What to expect: EEOC push on pregnancy bias
Two recent EEOC lawsuits illustrate that the agency is serious about enforcing the Pregnancy Discrimination Act as interpreted in the U.S. Supreme Court’s 2015 Young v. UPS decision.
What it means: Employers must treat pregnant employees the same as they treat employees who have medical restrictions because of conditions other than pregnancy.
In Young v. UPS, the Supreme Court found that UPS routinely offered light duty to employees who had work restrictions because of a variety of medical conditions. It said denying similar light-duty work to pregnant employees with similar medical restrictions violated the PDA.
That’s almost precisely the situation alleged in a recent EEOC suit filed against a North Carolina company.
A certified nursing assistant claims Pruitthealth forced her to resign after her doctor placed a 20-pound lifting restriction during her pregnancy. In her complaint, the employee said other nursing assistants with non-pregnancy-related lifting restrictions were accommodated with lifting devices or by having a co-worker help them lift patients.
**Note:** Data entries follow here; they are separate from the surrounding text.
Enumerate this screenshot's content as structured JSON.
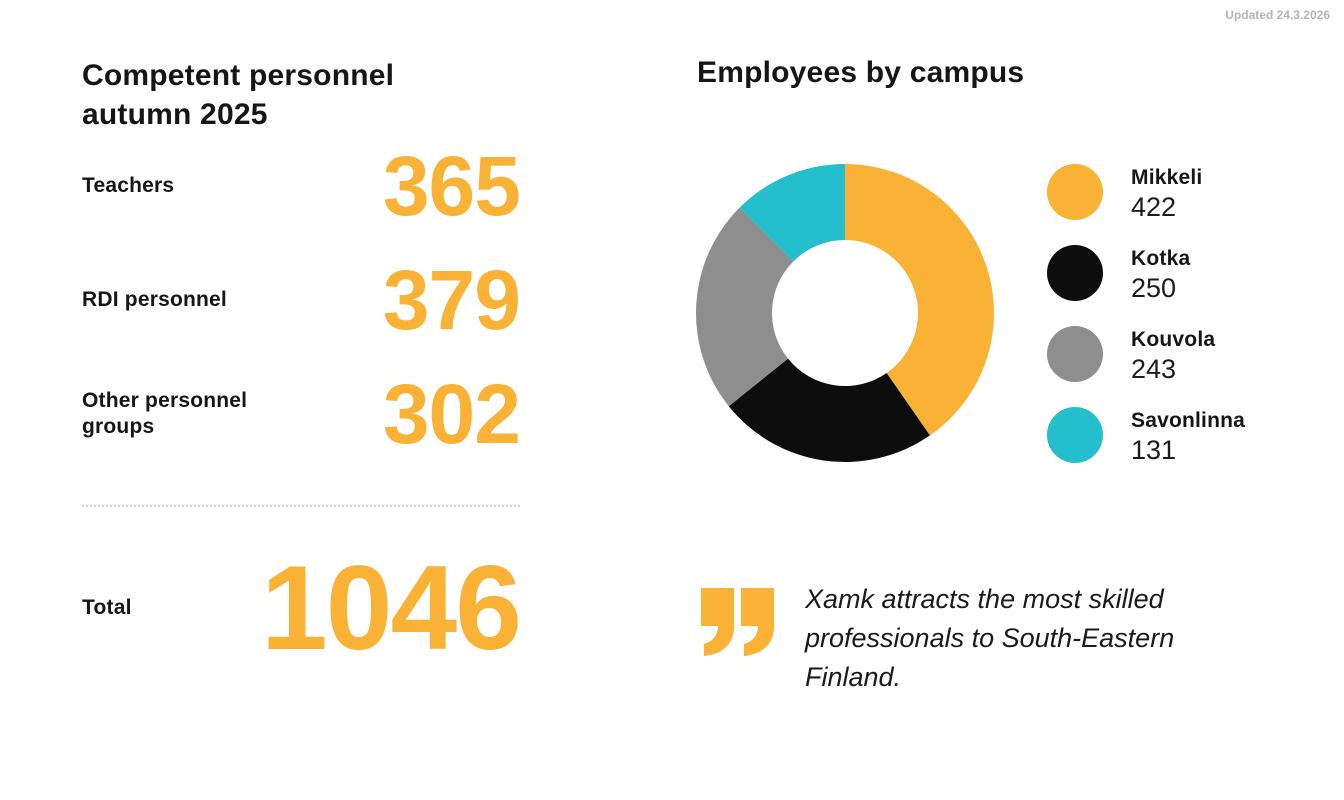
{
  "updated": "Updated 24.3.2026",
  "colors": {
    "accent": "#F9B235",
    "black": "#0D0D0D",
    "gray": "#8E8E8E",
    "teal": "#24BECC",
    "muted_text": "#B4B4B4"
  },
  "left_panel": {
    "title_lines": [
      "Competent personnel",
      "autumn 2025"
    ],
    "stats": [
      {
        "label_lines": [
          "Teachers"
        ],
        "value": "365"
      },
      {
        "label_lines": [
          "RDI personnel"
        ],
        "value": "379"
      },
      {
        "label_lines": [
          "Other personnel",
          "groups"
        ],
        "value": "302"
      }
    ],
    "total": {
      "label": "Total",
      "value": "1046"
    }
  },
  "right_panel": {
    "title": "Employees by campus"
  },
  "quote": {
    "lines": [
      "Xamk attracts the most skilled",
      "professionals to South-Eastern",
      "Finland."
    ]
  },
  "chart_data": {
    "type": "pie",
    "subtype": "donut",
    "title": "Employees by campus",
    "categories": [
      "Mikkeli",
      "Kotka",
      "Kouvola",
      "Savonlinna"
    ],
    "values": [
      422,
      250,
      243,
      131
    ],
    "total": 1046,
    "start_angle_deg": 0,
    "direction": "clockwise",
    "inner_radius_ratio": 0.49,
    "legend_position": "right",
    "segments": [
      {
        "label": "Mikkeli",
        "value": 422,
        "display": "422",
        "color": "#F9B235"
      },
      {
        "label": "Kotka",
        "value": 250,
        "display": "250",
        "color": "#0D0D0D"
      },
      {
        "label": "Kouvola",
        "value": 243,
        "display": "243",
        "color": "#8E8E8E"
      },
      {
        "label": "Savonlinna",
        "value": 131,
        "display": "131",
        "color": "#24BECC"
      }
    ]
  }
}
The lawsuit claims the only difference is the reason—pregnancy—the lifting assistance is necessary. The EEOC claims that’s a clear violation of the PDA.
The PDA’s essential premise is that pregnancy discrimination is a form of sex discrimination. The second recent EEOC case alleges a more straightforward example of pregnancy bias: That without any medical evidence, the employer made paternalistic assumptions about work that was safe for pregnant workers to do.
In that case, Simmons Security and Protective Services in Kansas fired a security guard almost immediately after the supervisor who hired her learned she was pregnant. She was under no medical restrictions at the time. Even so, the supervisor claimed it wasn’t safe for her to perform the job while pregnant. The EEOC says that’s a PDA violation.
Advice: Only base decisions about pregnant employees on actual medical restrictions.